Comparado con el cisma que había originado la Iglesia u ortodoxa a comienzos de la Edad de Asentamiento, el cisma protestante era mucho más radical. Aunque se presentaba como reforma, era una ruptura revolucionaria con respecto a cuestiones esenciales, dogmáticas, litúrgicas, y de procedimiento. Podría considerarse una nueva religión, salvo por la común inspiración en Cristo y los Evangelios.
En el pasado, otras rebeliones dogmáticas habían sido disueltas o aplastadas con bastante facilidad por el poder del Papado y el de los reyes, pero en esta ocasión no fue así. Lutero fue protegido por diversos príncipes alemanes (según los católicos, lo hacían para apoderarse impunemente de los bienes eclesiásticos), y llegaría a formarse una poderosa alianza de ellos (la Liga de Smalkalda, de 1532) para afrontar por las armas a los católicos; el emperador Carlos no pudo dedicar todo su esfuerzo a la lucha contra los protestantes, por tener que atender a las guerras con Francia y al peligro turco; la nueva doctrina llegaba a muchas personas por la libertad que otorgaba para interpretar la Biblia y para prescindir de las imposiciones de un clero en buena parte corrompido y escandaloso; además daba pie a un sentimiento nacional alemán opuesto al poder latino de Roma. Por su impacto espiritual y material, el protestantismo se convertiría en unos años en una realidad social expansiva por todo el norte de Europa.
Por ello Lutero fue acusado de propiciar el motín y la disgregación de la cristiandad, como le decía Erasmo.
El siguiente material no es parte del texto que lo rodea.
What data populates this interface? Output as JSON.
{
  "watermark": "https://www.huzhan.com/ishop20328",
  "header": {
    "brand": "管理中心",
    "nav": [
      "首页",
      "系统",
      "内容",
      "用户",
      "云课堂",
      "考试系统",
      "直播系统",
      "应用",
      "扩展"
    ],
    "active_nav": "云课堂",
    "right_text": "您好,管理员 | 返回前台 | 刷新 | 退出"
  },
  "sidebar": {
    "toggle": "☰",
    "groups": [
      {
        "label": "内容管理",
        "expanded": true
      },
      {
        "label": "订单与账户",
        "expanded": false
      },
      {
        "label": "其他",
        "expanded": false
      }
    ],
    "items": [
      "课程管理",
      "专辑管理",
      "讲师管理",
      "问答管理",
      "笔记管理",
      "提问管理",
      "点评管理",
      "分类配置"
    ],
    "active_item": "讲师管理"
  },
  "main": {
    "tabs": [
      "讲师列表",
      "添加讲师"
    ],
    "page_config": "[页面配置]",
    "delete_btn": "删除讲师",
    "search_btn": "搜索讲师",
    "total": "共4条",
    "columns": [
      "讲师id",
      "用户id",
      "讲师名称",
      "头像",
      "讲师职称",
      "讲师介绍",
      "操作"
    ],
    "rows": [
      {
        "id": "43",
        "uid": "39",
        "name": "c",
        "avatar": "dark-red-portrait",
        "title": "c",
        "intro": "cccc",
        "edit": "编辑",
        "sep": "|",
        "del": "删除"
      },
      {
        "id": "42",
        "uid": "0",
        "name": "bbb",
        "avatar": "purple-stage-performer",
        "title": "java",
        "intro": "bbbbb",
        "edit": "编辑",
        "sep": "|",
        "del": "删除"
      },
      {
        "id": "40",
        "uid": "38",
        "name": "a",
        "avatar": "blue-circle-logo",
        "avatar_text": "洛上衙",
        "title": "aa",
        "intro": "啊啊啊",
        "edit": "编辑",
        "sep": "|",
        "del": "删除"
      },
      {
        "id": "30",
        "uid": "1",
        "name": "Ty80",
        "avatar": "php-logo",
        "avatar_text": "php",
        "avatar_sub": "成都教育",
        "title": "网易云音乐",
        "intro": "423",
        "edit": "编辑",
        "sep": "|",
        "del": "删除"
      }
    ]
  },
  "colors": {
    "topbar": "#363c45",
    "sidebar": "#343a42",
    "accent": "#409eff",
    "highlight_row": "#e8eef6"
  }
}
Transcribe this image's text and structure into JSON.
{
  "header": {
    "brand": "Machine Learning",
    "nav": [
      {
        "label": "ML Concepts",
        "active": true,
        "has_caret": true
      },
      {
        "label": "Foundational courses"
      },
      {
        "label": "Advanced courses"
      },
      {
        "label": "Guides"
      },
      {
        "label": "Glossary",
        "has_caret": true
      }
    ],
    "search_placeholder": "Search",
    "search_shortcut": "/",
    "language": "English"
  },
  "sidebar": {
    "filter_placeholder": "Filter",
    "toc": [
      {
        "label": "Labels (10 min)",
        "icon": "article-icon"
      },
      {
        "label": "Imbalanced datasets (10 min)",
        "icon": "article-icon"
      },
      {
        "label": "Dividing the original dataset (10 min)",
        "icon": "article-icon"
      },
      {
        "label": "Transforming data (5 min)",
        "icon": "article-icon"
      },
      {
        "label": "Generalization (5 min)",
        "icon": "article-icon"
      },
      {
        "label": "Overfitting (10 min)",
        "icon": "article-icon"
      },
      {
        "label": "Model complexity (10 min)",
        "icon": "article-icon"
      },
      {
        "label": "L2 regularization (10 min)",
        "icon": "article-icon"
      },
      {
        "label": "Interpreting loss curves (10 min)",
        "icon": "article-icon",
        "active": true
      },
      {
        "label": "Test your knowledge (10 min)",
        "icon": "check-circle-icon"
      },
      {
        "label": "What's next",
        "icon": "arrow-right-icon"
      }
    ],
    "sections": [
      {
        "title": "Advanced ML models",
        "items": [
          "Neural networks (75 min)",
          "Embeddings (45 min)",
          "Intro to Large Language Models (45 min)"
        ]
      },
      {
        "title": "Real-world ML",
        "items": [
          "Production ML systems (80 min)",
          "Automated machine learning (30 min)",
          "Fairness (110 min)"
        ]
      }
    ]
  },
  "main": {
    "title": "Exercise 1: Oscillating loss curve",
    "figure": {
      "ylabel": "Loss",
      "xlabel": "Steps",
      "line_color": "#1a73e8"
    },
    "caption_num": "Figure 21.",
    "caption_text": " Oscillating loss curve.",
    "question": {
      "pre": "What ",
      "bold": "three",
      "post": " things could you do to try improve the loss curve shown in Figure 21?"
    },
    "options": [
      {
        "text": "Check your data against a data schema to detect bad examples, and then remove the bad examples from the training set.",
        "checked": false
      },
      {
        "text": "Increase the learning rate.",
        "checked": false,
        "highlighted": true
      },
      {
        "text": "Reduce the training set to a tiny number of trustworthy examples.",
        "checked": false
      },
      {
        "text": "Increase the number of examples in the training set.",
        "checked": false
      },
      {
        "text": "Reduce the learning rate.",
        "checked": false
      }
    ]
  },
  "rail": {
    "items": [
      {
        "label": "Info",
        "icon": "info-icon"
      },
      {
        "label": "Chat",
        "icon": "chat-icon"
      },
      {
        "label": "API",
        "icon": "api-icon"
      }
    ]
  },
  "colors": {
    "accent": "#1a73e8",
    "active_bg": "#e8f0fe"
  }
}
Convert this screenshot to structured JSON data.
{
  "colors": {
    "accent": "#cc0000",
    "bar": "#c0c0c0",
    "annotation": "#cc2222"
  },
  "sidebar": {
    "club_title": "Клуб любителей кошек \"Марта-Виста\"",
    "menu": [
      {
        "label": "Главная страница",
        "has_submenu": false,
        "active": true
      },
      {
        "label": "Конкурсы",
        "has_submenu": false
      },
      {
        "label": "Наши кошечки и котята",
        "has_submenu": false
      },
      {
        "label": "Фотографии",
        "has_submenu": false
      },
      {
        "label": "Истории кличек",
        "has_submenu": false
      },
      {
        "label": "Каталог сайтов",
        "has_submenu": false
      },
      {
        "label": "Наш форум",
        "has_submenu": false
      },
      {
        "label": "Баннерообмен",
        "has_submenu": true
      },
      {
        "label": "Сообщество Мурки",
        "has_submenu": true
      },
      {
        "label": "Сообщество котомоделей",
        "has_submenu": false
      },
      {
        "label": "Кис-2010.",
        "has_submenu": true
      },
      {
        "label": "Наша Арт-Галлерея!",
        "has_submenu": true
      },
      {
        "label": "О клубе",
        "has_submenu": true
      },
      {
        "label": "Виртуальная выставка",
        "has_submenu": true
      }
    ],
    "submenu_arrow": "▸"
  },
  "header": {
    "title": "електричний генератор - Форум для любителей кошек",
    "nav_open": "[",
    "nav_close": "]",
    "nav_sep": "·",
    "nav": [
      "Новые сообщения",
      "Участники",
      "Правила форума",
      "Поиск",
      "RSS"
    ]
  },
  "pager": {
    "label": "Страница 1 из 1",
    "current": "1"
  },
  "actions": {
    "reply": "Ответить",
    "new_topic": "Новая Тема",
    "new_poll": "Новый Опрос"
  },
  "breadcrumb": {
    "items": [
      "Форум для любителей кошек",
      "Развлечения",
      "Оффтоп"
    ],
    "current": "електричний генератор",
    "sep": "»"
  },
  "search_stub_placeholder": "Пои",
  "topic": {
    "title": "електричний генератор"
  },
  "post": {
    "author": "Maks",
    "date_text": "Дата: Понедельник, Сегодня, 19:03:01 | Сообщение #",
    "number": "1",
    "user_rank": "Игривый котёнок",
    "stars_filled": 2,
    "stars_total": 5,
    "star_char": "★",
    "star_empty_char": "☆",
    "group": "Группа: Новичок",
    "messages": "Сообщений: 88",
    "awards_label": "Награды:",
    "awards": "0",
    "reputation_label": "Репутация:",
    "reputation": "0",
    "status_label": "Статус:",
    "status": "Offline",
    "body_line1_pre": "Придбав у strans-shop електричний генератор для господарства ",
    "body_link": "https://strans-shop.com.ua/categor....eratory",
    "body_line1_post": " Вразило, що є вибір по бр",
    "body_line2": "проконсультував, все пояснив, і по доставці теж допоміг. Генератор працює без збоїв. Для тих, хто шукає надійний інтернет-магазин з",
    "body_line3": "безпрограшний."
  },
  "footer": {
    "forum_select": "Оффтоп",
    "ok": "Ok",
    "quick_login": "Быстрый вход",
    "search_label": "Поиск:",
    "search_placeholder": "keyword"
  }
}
Lo cual no le arredraba, pues invocaba en su defensa los Evangelios: “No he venido a traer la paz, sino la espada”; “He venido a echar fuego en la tierra”; “Lee en los Hechos de los Apóstoles los efectos en el mundo de la palabra de Pablo (por no hablar de los demás apóstoles), cómo él solo excita a gentiles y judíos o, como decían entonces sus mismos enemigos, “trastorna el mundo entero”. “El mundo y su dios no pueden ni quieren tolerar la palabra del Dios verdadero, y el Dios verdadero no quiere ni puede callar. Y si estos dos Dioses están en guerra el uno con el otro, ¿qué otra cosa puede producirse en el mundo entero sino tumulto? Querer aplacar estos tumultos no es otra cosa que querer abolir la palabra de Dios e impedir su predicación”. Esta actitud contrariaba el anhelo de paz entre cristianos, sentido por Erasmo, Vives y tantos otros, a quienes advertía “No ves que estos tumultos y facciones infestan el mundo de acuerdo con el plan y la obra de Dios, y temes que el cielo se venga abajo; en cambio yo, a Dios gracias, entiendo las cosas correctamente, porque preveo tumultos mayores en el futuro, comparados con los cuales los de ahora semejan el susurro de una ligera brisa o el quedo murmullo del agua”. El emperador Carlos había declarado: “Me arrepiento de haber tardado tanto en adoptar medidas contra él”. Y ciertamente los protestantes provocarían durante casi dos siglos guerras, matanzas y derrocamientos en la Cristiandad, cosa sentida principalmente por los españoles, que llevaban al mismo tiempo el peso de la lucha contra la superpotencia turca y la piratería berberisca, con las que se aliaban y colaboraban a menudo los protestantes.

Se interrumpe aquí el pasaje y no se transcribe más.